Chris smiled. "You might say that."
"Okay, Doc. One more factor to file with all the other loose ends."
It was almost noon when they arrived back at Chris's house. Pansy peppered Ryquist with questions, which he answered with what seemed to Chris to be very un-policeman-like abandon.
Drew stumbled downstairs. Chris introduced Ryquist, and he immediately began asking questions about potato cannons, E-M guns and the Internet. Drew rubbed his face and blinked.
Chris took pity on him and poured him a cup of coffee. "Give him a minute, Hjelmer. It's taken him half an hour to wake up since he was born."
By the time Drew was awake and articulate, the coffee was gone and a fresh pot was brewing. Pansy insisted from the doorway of the kitchen that everyone sit down for turkey sandwiches and leftover stuffing. No one paid her much attention as they listened to Drew explain where he thought Ted had found the plans on the 'Net.
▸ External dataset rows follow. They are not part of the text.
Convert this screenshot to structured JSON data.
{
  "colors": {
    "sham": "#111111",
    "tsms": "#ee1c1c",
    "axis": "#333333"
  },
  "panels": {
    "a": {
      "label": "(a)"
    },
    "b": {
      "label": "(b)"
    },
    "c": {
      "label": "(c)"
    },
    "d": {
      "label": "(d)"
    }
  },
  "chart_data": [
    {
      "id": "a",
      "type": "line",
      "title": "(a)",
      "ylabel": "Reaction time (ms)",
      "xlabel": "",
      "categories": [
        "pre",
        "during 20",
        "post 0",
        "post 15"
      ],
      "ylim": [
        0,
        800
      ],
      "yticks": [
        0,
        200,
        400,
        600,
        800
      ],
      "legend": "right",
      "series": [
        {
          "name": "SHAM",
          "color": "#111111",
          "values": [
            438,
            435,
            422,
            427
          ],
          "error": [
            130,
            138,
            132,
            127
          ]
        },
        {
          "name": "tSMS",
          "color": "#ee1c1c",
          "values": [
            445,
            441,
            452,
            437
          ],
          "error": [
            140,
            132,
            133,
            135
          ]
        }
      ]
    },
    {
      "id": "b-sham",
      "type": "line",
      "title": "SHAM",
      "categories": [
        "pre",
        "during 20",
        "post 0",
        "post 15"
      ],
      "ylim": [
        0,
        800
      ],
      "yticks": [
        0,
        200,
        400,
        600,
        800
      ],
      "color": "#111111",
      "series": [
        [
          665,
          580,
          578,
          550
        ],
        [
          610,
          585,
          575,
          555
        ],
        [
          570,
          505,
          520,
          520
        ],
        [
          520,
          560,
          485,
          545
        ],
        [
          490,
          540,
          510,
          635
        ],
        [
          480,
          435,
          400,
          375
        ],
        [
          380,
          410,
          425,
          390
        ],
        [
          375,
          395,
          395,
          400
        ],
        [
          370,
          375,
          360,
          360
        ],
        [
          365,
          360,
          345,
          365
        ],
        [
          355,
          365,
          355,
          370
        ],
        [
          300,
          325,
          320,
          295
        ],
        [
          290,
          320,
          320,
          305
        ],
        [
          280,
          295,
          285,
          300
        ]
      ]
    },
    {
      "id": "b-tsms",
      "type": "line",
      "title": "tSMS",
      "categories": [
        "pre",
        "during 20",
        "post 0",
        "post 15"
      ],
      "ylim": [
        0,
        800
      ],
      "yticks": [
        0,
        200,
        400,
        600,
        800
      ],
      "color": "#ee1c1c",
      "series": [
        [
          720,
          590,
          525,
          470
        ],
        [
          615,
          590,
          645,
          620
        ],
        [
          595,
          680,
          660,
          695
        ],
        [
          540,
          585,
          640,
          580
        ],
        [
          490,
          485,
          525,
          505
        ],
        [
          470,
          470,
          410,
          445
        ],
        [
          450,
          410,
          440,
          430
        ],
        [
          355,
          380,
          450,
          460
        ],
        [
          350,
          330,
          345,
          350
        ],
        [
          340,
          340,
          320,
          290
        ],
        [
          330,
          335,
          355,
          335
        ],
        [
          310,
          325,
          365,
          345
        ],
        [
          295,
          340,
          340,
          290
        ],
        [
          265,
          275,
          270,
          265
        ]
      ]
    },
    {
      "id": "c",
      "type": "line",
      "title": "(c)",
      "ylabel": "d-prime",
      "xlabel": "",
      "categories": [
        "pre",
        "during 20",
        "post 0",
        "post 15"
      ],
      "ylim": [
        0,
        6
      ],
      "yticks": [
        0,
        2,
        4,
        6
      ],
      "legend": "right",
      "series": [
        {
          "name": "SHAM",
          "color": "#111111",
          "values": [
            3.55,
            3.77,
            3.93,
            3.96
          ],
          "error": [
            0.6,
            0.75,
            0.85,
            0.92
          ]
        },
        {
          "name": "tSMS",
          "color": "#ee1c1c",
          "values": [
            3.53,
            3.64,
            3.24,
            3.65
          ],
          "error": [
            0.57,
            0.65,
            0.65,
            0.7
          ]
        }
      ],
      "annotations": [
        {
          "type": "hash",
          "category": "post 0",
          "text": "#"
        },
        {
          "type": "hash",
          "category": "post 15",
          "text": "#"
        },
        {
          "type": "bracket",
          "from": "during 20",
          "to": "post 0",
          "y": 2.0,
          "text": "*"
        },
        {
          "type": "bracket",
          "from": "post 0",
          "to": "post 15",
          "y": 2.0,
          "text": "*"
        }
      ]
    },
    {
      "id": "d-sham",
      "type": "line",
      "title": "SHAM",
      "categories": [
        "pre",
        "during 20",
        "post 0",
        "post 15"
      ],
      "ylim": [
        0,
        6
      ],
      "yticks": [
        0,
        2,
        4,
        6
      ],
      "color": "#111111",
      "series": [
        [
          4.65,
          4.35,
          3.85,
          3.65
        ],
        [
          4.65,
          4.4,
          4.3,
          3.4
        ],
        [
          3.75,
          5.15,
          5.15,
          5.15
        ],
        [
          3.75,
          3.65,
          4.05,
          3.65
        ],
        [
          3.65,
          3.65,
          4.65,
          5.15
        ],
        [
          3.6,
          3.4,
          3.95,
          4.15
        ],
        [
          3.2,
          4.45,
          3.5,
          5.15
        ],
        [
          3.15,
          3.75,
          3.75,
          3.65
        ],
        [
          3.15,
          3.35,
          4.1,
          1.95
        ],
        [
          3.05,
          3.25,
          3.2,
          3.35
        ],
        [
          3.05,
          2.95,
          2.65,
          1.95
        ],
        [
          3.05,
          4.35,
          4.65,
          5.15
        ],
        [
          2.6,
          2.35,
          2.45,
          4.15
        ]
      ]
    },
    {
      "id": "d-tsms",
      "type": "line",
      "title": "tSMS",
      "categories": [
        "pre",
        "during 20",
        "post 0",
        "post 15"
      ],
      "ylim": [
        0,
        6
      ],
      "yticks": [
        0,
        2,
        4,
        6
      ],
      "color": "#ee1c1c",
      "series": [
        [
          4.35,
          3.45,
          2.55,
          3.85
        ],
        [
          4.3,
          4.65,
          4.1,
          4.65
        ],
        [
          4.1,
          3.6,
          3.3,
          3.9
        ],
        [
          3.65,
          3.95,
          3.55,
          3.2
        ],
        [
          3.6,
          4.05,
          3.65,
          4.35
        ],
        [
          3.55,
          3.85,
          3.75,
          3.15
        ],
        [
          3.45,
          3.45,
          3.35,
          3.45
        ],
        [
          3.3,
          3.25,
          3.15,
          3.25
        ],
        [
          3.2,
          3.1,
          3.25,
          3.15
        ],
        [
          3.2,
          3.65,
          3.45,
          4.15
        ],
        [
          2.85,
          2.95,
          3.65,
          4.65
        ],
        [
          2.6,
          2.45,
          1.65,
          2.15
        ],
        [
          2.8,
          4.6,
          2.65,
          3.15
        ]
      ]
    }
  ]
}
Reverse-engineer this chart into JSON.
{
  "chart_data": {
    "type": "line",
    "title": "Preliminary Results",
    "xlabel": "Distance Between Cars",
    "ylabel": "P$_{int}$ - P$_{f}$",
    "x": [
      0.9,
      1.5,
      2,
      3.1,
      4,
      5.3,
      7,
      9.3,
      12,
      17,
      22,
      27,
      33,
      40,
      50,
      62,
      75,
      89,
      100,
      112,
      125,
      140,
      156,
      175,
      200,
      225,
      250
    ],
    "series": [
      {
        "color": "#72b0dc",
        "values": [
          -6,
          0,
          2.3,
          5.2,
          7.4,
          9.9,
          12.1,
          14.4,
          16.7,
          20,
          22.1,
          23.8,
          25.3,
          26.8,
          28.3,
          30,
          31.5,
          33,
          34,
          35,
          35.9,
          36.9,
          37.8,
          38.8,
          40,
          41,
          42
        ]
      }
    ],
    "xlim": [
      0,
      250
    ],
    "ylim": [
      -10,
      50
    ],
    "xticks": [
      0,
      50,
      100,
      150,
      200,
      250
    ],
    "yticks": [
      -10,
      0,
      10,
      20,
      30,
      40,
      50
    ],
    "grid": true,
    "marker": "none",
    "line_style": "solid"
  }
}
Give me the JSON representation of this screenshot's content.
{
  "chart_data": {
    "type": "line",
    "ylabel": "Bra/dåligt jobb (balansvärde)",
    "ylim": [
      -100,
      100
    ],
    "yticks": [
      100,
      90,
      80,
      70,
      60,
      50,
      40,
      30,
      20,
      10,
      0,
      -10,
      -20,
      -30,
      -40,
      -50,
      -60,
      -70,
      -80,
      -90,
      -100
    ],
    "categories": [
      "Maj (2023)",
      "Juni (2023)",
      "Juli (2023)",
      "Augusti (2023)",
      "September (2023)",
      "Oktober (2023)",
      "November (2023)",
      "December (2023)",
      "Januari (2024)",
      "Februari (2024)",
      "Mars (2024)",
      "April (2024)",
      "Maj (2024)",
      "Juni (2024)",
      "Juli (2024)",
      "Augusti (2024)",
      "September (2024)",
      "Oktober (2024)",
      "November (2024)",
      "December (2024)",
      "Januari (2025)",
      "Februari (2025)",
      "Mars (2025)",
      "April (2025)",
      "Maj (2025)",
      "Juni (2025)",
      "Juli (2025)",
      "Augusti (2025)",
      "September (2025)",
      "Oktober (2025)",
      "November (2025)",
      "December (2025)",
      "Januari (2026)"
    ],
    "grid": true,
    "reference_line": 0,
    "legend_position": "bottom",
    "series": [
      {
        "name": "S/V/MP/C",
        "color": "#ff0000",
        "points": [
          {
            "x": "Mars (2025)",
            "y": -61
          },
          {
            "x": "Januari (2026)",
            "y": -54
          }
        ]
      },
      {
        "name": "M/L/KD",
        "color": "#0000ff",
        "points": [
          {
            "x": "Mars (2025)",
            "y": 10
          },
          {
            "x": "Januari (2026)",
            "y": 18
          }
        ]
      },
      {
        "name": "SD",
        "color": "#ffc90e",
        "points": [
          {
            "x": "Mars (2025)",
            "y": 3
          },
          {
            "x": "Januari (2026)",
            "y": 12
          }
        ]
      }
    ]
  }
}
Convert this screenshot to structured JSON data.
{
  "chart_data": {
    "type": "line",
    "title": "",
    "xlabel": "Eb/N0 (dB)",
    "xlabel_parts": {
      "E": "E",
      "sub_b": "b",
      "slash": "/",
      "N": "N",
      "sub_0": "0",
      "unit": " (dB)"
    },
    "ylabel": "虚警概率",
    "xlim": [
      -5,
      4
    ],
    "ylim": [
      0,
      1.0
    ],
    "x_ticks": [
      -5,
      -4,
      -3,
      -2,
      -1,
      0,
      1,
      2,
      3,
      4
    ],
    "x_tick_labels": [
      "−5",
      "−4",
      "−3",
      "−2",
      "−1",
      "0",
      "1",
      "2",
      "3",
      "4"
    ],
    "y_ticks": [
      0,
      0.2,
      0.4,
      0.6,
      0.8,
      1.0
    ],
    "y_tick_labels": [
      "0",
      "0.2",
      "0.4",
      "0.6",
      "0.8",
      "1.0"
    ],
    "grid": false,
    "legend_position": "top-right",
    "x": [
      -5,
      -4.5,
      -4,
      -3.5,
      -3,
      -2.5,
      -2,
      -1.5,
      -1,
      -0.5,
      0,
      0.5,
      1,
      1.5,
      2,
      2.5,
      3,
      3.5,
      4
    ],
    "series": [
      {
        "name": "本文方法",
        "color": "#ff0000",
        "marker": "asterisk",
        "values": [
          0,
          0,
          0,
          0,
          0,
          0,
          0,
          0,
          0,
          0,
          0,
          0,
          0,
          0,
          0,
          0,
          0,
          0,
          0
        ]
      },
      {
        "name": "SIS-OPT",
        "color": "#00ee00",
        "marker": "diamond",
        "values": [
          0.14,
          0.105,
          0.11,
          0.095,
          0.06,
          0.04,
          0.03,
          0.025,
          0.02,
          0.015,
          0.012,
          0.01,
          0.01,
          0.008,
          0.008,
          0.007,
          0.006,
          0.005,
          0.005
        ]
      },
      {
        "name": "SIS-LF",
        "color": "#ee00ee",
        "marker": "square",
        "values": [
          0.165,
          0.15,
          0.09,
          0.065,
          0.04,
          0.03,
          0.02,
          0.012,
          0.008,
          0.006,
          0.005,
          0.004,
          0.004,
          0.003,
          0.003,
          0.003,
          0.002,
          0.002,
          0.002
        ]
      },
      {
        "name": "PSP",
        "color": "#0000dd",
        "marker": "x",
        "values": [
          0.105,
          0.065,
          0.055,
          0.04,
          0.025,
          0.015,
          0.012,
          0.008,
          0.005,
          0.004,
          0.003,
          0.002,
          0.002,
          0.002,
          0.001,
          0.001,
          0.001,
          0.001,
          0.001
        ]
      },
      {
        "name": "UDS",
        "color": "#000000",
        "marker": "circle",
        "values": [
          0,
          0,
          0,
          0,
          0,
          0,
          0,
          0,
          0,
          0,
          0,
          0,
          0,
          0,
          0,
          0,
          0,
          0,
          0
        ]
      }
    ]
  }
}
"You got copies of these plans?" Ryquist asked.
Drew shrugged. "Just the potato cannon. Ted's got the other one. He's way interested in that stuff. I just go along for grins."
"What's Ted's address?"
Drew gave it.
"He in town or what?"
"He's at his folks' place in Maryville. He'll be back Sunday night."
Frustrated with that line of inquiry until then, Ryquist prepared to leave.
Pansy wheeled herself out of the kitchen with a tray of sandwiches on her lap and announced lunch. Chris, who had never yet seen a man capable of resisting her mother when she was determined, was not surprised to see Ryquist remove his coat and sit at the dining room table.